Chiesa
Veglia di Pasqua di Leone XIV: “non lasciamoci paralizzare dalla guerra”, “crescano nel mondo concordia e pace”
Non mancano anche ai nostri giorni sepolcri da aprire, e spesso le pietre che li chiudono sono così pesanti e ben vigilate da sembrare inamovibili”. Lo ha detto il Papa, nell’omelia della Veglia di Pasqua, presieduta nella basilica di San Pietro.
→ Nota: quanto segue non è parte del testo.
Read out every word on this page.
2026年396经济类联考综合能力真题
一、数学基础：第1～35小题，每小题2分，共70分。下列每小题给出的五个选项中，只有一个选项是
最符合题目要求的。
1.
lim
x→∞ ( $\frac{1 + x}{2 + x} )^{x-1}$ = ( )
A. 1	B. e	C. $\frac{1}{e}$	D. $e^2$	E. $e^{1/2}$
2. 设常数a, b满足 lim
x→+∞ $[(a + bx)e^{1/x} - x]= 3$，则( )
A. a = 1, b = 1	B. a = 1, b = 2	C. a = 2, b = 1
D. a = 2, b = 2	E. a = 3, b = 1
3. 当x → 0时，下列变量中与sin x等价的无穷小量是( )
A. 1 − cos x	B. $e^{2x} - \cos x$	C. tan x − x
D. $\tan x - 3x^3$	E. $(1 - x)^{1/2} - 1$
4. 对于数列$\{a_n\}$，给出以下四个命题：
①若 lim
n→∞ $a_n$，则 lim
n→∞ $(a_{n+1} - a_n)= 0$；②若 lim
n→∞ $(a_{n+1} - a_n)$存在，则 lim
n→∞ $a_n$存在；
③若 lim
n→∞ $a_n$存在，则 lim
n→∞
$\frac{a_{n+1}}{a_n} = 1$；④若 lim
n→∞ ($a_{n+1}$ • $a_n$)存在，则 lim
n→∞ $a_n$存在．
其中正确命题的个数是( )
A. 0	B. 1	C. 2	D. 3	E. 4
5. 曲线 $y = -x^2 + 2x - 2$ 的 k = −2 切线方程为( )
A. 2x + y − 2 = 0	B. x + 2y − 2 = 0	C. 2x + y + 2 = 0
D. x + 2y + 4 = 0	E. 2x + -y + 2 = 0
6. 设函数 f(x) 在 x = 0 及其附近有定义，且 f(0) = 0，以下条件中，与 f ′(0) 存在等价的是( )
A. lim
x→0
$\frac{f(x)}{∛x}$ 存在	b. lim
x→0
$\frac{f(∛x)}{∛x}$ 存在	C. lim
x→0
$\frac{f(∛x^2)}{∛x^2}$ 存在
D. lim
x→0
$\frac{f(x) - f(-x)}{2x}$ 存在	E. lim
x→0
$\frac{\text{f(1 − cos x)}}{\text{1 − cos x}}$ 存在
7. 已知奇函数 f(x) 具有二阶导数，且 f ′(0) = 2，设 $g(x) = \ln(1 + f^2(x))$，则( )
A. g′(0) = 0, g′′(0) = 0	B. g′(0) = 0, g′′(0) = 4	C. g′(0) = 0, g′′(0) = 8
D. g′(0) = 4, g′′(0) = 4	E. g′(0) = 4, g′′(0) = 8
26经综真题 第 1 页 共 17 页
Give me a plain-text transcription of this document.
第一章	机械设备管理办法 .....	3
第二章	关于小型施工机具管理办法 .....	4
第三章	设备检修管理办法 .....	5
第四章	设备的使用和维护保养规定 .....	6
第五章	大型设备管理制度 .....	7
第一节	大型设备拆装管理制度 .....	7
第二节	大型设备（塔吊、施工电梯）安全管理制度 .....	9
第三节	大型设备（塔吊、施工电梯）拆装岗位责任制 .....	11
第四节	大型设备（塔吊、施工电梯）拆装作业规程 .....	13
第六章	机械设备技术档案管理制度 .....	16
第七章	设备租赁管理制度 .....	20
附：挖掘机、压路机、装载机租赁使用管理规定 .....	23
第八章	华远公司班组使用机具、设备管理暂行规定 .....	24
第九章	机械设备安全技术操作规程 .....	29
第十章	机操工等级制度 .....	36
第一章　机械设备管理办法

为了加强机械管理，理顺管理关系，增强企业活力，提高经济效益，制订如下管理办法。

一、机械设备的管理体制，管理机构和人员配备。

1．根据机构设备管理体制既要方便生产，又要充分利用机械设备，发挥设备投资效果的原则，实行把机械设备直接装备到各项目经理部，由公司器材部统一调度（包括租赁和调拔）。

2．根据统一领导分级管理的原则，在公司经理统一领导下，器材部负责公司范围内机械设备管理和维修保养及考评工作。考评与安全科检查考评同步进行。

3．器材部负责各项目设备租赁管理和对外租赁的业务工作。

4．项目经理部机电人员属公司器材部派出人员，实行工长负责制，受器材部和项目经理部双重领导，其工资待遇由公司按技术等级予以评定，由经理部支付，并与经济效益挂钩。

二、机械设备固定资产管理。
Non mancano anche ai nostri giorni sepolcri da aprire, e spesso le pietre che li chiudono sono così pesanti e ben vigilate da sembrare inamovibili. Alcune opprimono l’uomo nel cuore, come la sfiducia, la paura, l’egoismo, il rancore; altre, conseguenza di quelle interiori, spezzano i legami tra noi, come la guerra, l’ingiustizia, la chiusura tra popoli e nazioni. Non lasciamocene paralizzare!
“Alcune opprimono l’uomo nel cuore, come la sfiducia, la paura, l’egoismo, il rancore”, l’analisi di Leone XIV: “altre, conseguenza di quelle interiori, spezzano i legami tra noi, come la guerra, l’ingiustizia, la chiusura tra popoli e nazioni”. “Non lasciamocene paralizzare!”, l’appello: “Tanti uomini e donne, nel corso dei secoli, con l’aiuto di Dio, le hanno rotolate via, magari con molta fatica, a volte a costo della vita, ma con frutti di bene di cui ancora oggi beneficiamo. Non sono personaggi irraggiungibili, ma persone come noi che, forti della grazia del Risorto, nella carità e nella verità, hanno avuto il coraggio di parlare, come dice l’apostolo Pietro, ‘con parole di Dio’ e di agire ‘con l’energia ricevuta da Dio, perché in tutto sia glorificato Dio’. Lasciamoci muovere dal loro esempio e in questa Notte santa facciamo nostro il loro impegno, perché ovunque e sempre, nel mondo, crescano e fioriscano i doni pasquali della concordia e della pace”.